Contra todo pronóstico y derribando gran parte de las hipótesis, el ex presidente Sebastián Piñera regresará a La Moneda a partir de marzo próximo para extender su gobierno por los siguientes cuatro años. Piñera se suma a una oleada neoliberal recargada que se filtra por diferentes países de la región y refuerza un proceso de regresión conservadora en Latinoamérica. En Chile, el candidato de la derecha y ultraderecha se impuso al abanderado socialdemócrata Alejandro Guillier, pese a su prontuario de irregularidades comerciales, a no pocos escándalos de corrupción y al repudio ciudadano a los efectos del modelo de mercado.
El triunfo de Piñera se suma también a los errores de diagnóstico y sondeos. El empate técnico, tal como fue también pronosticado en las elecciones estadounidenses del año pasado, tampoco se ha concretado en Chile. Un voto oculto, del cual tendrán que hacerse cargo analistas y observadores, se canalizó hacia la candidatura del multimillonario político. Las hipótesis que afloraron el 19 de noviembre pasado respecto de un país que giraba definitivamente a la izquierda parecen quedar atoradas a partir de este domingo.
La votación a Piñera no ha considerado el repudio a la clase política expresada en sondeos múltiples de opinión. Millones han votado por un candidato que, contrariamente al socialdemócrata Guillier, representa a la torcida relación entre la política y los negocios que parece no haberse visto alterado por su desprestigio y repudio ciudadano. Las cúpulas partidarias y el propio sistema electoral se protegen contra todo evento con las estructuras de una institucionalidad también en franco deterioro.

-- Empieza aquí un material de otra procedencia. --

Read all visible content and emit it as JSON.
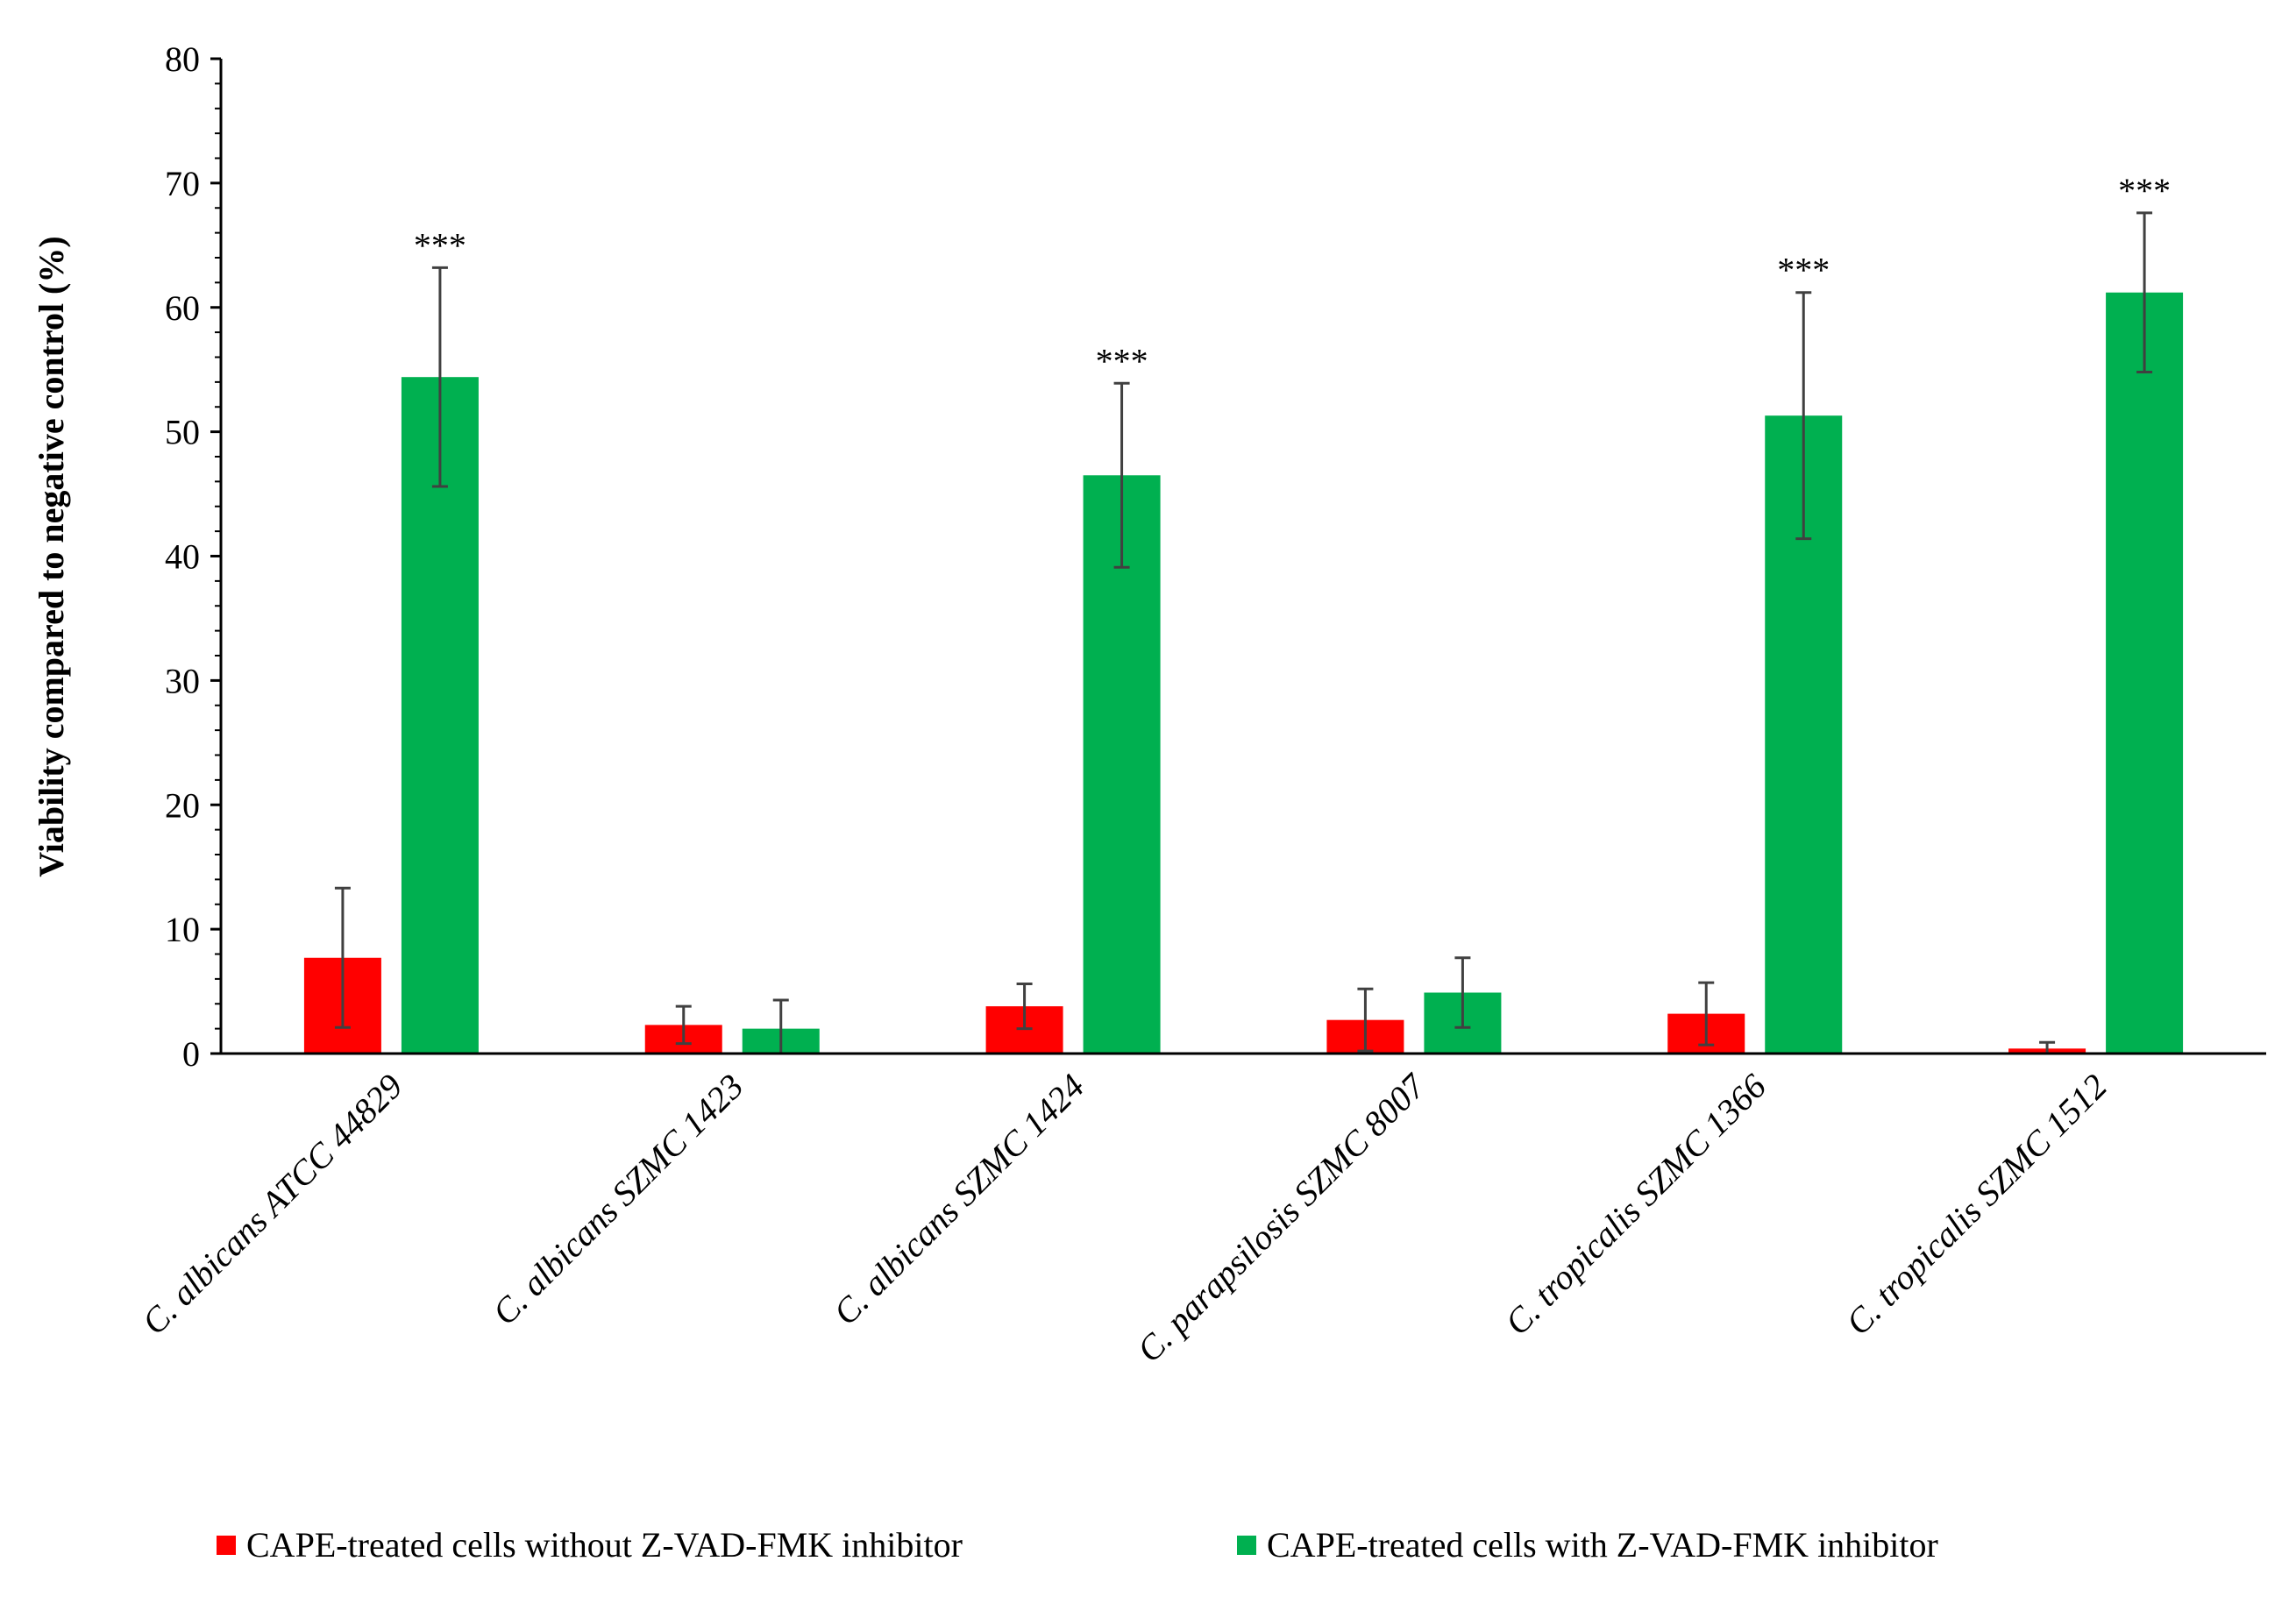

Ante esta evidencia, que se sostiene frente al mal tiempo político y el malestar social, la reacción de la ciudadanía ha sido, sin embargo, nula. Si en algún momento durante esta década pensamos que las movilizaciones de estudiantes, a las que siguieron los trabajadores y los pensionados, podrían empujar hasta derribar un modelo cuyo colapso era inminente, hoy estas percepciones se han disipado reinstalando aquella convicción arrastrada por décadas sobre la pasividad e inmovilidad de la sociedad chilena. La desigualdad es una agresión permanente, la corrupción está generalizada en todas las fuentes del poder y el dinero, el abuso empresarial se reproduce con su violencia simbólica y el malestar cotidiano es profundo. Pese a este escenario, claramente desequilibrado y disonante, hemos vuelto a la parálisis y mutismo que tan tristemente caracterizaron los años de la transición, los consensos negociados y sistema binominal.

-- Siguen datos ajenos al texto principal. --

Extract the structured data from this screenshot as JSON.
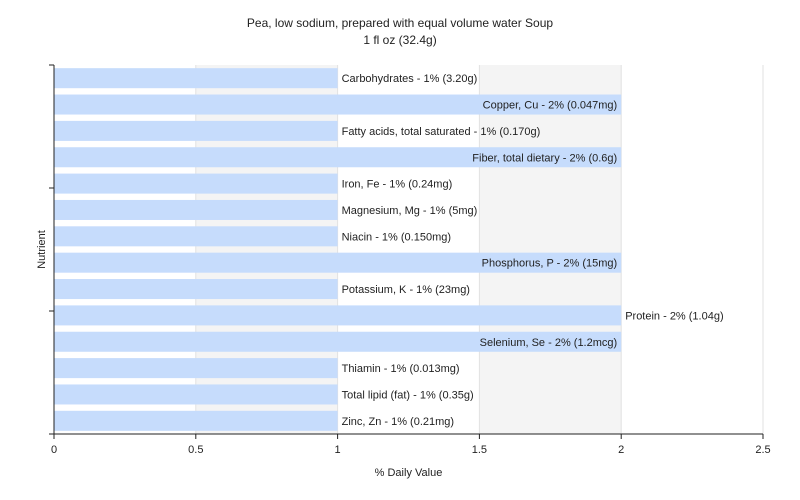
{
  "chart_data": {
    "type": "bar",
    "orientation": "horizontal",
    "title": "Pea, low sodium, prepared with equal volume water Soup",
    "subtitle": "1 fl oz (32.4g)",
    "xlabel": "% Daily Value",
    "ylabel": "Nutrient",
    "xlim": [
      0,
      2.5
    ],
    "xticks": [
      "0",
      "0.5",
      "1",
      "1.5",
      "2",
      "2.5"
    ],
    "grid": true,
    "bar_color": "#c6dcfc",
    "categories": [
      "Carbohydrates",
      "Copper, Cu",
      "Fatty acids, total saturated",
      "Fiber, total dietary",
      "Iron, Fe",
      "Magnesium, Mg",
      "Niacin",
      "Phosphorus, P",
      "Potassium, K",
      "Protein",
      "Selenium, Se",
      "Thiamin",
      "Total lipid (fat)",
      "Zinc, Zn"
    ],
    "values": [
      1,
      2,
      1,
      2,
      1,
      1,
      1,
      2,
      1,
      2,
      2,
      1,
      1,
      1
    ],
    "labels": [
      "Carbohydrates - 1% (3.20g)",
      "Copper, Cu - 2% (0.047mg)",
      "Fatty acids, total saturated - 1% (0.170g)",
      "Fiber, total dietary - 2% (0.6g)",
      "Iron, Fe - 1% (0.24mg)",
      "Magnesium, Mg - 1% (5mg)",
      "Niacin - 1% (0.150mg)",
      "Phosphorus, P - 2% (15mg)",
      "Potassium, K - 1% (23mg)",
      "Protein - 2% (1.04g)",
      "Selenium, Se - 2% (1.2mcg)",
      "Thiamin - 1% (0.013mg)",
      "Total lipid (fat) - 1% (0.35g)",
      "Zinc, Zn - 1% (0.21mg)"
    ]
  }
}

Frente a estos antecedentes debiéramos considerar otro elemento que nos llena de perplejidad. Las mayores movilizaciones, con la honrosa excepción del glorioso movimiento de los Pingüinos hacia mitad de la década pasada, se destaparon durante el gobierno de Sebastián Piñera. De alguna manera la presencia en La Moneda de los neoliberales y oligarcas originales crecidos al alero de la dictadura de Pinochet, fue la chispa que faltaba para convertir en rabia una molestia acumulada por más de una década. Hoy, con aún más y bien sobradas razones para que este malestar sea legítima indignación, la respuesta ciudadana se expresa en una votación a favor de los oficiantes del modelo y dueños de las corporaciones. La deteriorada vida seguirá su curso en una de las sociedades más neoliberales y desiguales del mundo. Un vistazo a lo que sucede hoy en Brasil o Argentina nos puede dar una señal de lo que nos espera.
Un neoliberalismo recargado no tiene nada que ofrecer ni tiene posibilidades de responder a las demandas de la ciudadanía. Su triunfo responde a la farandulización de la política, a su condición de espectáculo de masas, acaso a la opacidad y ambigüedad del candidato socialdemócrata. Lo que podemos ver en el corto y mediano plazo en una tensión mayor de todos los problemas, como las bajas pensiones, el endeudamiento de los jóvenes y sus familias, la privatización de la salud y una certificación de la corrupción. Pese a todo ello, a los sufrimientos de muchos en los años venideros, queda un espacio de esperanza. Es posible una radicalización de los discursos, como ya lo expresó el Frente Amplio y algunos de sus dirigentes. El terreno y el tiempo para los cambios desde la sociedad civil sigue propicio.